In an article in ‘MOVIE’ Andrew Britton discussed the many Vietnam films. His basic argument was that most so-called anti-war films do not address the actual politics of actual wars. Of the Coppola film in its original release version he commented:

“There is no more characteristic feature of the ‘seventies Hollywood cinema than the invitation to purchase the bankruptcy of American [i.e. USA] capitalism as the ultimate spectacle: the end of the world realised as an exchange-value.” (‘Sideshows: Hollywood in Vietnam’, Issues 27 and 28).

Apocalypse Now would seem to fit exactly the description by Fernando Solanas and Octavio Getino in the Manifesto, ‘Towards a Third Cinema’.

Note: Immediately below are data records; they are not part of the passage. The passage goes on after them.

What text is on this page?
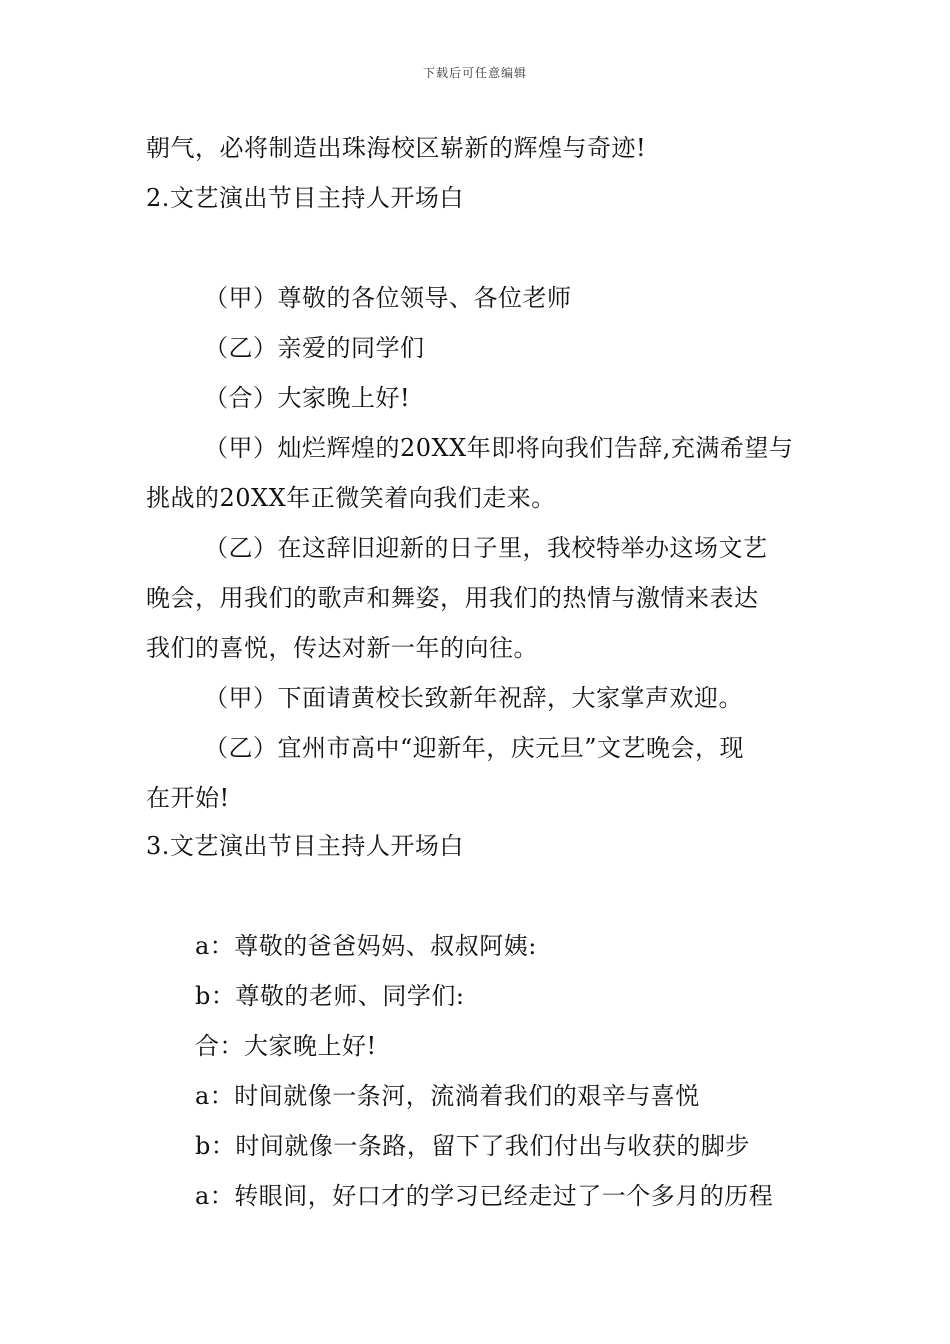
下载后可任意编辑
朝气，必将制造出珠海校区崭新的辉煌与奇迹!
2.文艺演出节目主持人开场白
（甲）尊敬的各位领导、各位老师
（乙）亲爱的同学们
（合）大家晚上好!
（甲）灿烂辉煌的20XX年即将向我们告辞,充满希望与
挑战的20XX年正微笑着向我们走来。
（乙）在这辞旧迎新的日子里，我校特举办这场文艺
晚会，用我们的歌声和舞姿，用我们的热情与激情来表达
我们的喜悦，传达对新一年的向往。
（甲）下面请黄校长致新年祝辞，大家掌声欢迎。
（乙）宜州市高中“迎新年，庆元旦”文艺晚会，现
在开始!
3.文艺演出节目主持人开场白
a：尊敬的爸爸妈妈、叔叔阿姨:
b：尊敬的老师、同学们:
合：大家晚上好!
a：时间就像一条河，流淌着我们的艰辛与喜悦
b：时间就像一条路，留下了我们付出与收获的脚步
a：转眼间，好口才的学习已经走过了一个多月的历程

“The cinema as a spectacle aimed at a digesting object is the highest point that can be reached by bourgeois film-making. The world, experience, and the historic process are enclosed within the frame of a painting, the stage of a theatre, and the movie screen; man is viewed as a consumer of ideology, and not as the creator of ideology.”

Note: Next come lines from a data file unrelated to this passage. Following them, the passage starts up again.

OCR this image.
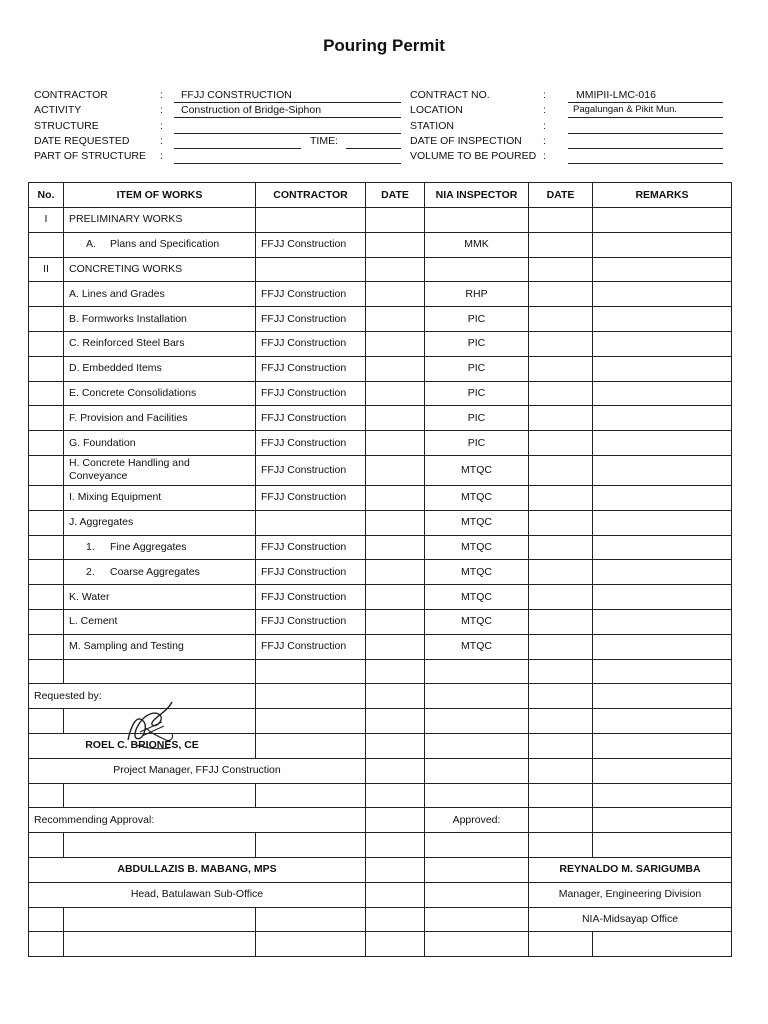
Pouring Permit
CONTRACTOR	: FFJJ CONSTRUCTION
ACTIVITY	: Construction of Bridge-Siphon
STRUCTURE	:
DATE REQUESTED	:	TIME:
PART OF STRUCTURE :
CONTRACT NO.	:	MMIPII-LMC-016
LOCATION	:	Pagalungan & Pikit Mun.
STATION	:
DATE OF INSPECTION :
VOLUME TO BE POURED :
No.	ITEM OF WORKS	CONTRACTOR	DATE	NIA INSPECTOR	DATE	REMARKS
I	PRELIMINARY WORKS					
	A. Plans and Specification	FFJJ Construction		MMK		
II	CONCRETING WORKS					
	A. Lines and Grades	FFJJ Construction		RHP		
	B. Formworks Installation	FFJJ Construction		PIC		
	C. Reinforced Steel Bars	FFJJ Construction		PIC		
	D. Embedded Items	FFJJ Construction		PIC		
	E. Concrete Consolidations	FFJJ Construction		PIC		
	F. Provision and Facilities	FFJJ Construction		PIC		
	G. Foundation	FFJJ Construction		PIC		
	H. Concrete Handling and Conveyance	FFJJ Construction		MTQC		
	I. Mixing Equipment	FFJJ Construction		MTQC		
	J. Aggregates			MTQC		
	1. Fine Aggregates	FFJJ Construction		MTQC		
	2. Coarse Aggregates	FFJJ Construction		MTQC		
	K. Water	FFJJ Construction		MTQC		
	L. Cement	FFJJ Construction		MTQC		
	M. Sampling and Testing	FFJJ Construction		MTQC		

Requested by:						

ROEL C. BRIONES, CE						
Project Manager, FFJJ Construction						

Recommending Approval:				Approved:		

ABDULLAZIS B. MABANG, MPS					REYNALDO M. SARIGUMBA	
Head, Batulawan Sub-Office					Manager, Engineering Division	
					NIA-Midsayap Office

Of course, it is a masterful spectacle but empty of genuine political opposition for all that.
I do not think that the ‘Redux’ version, whilst adding filmic material, added to the political content of the film. I have yet to see ‘Final Cut’, which is actually slighter shorter than ‘Redux’, but I doubt that this will do that either.
All versions owe something to Joseph Conrad’s ‘Heart of Darkness’. Whilst criticism, as that by Chinua Achebe, are valid the novella does more than merely reproduce Africa as spectacle. Unfortunately there is not a good filmic rendition of this work. It certainly deserves more than to be seen as the property for this Hollywood extravaganza. With reference to Vietnam a good antidote would be the Cuban film 79 Springs / 79 primaveras (1969), directed by Santiago Alvarez. This would have made a good screening at the Ritrovato. Meanwhile the Chahine film is one of the titles in the Ritrovato programme that has been transferred to a digital format, so that at least suggests that it will now be more accessible than in the past.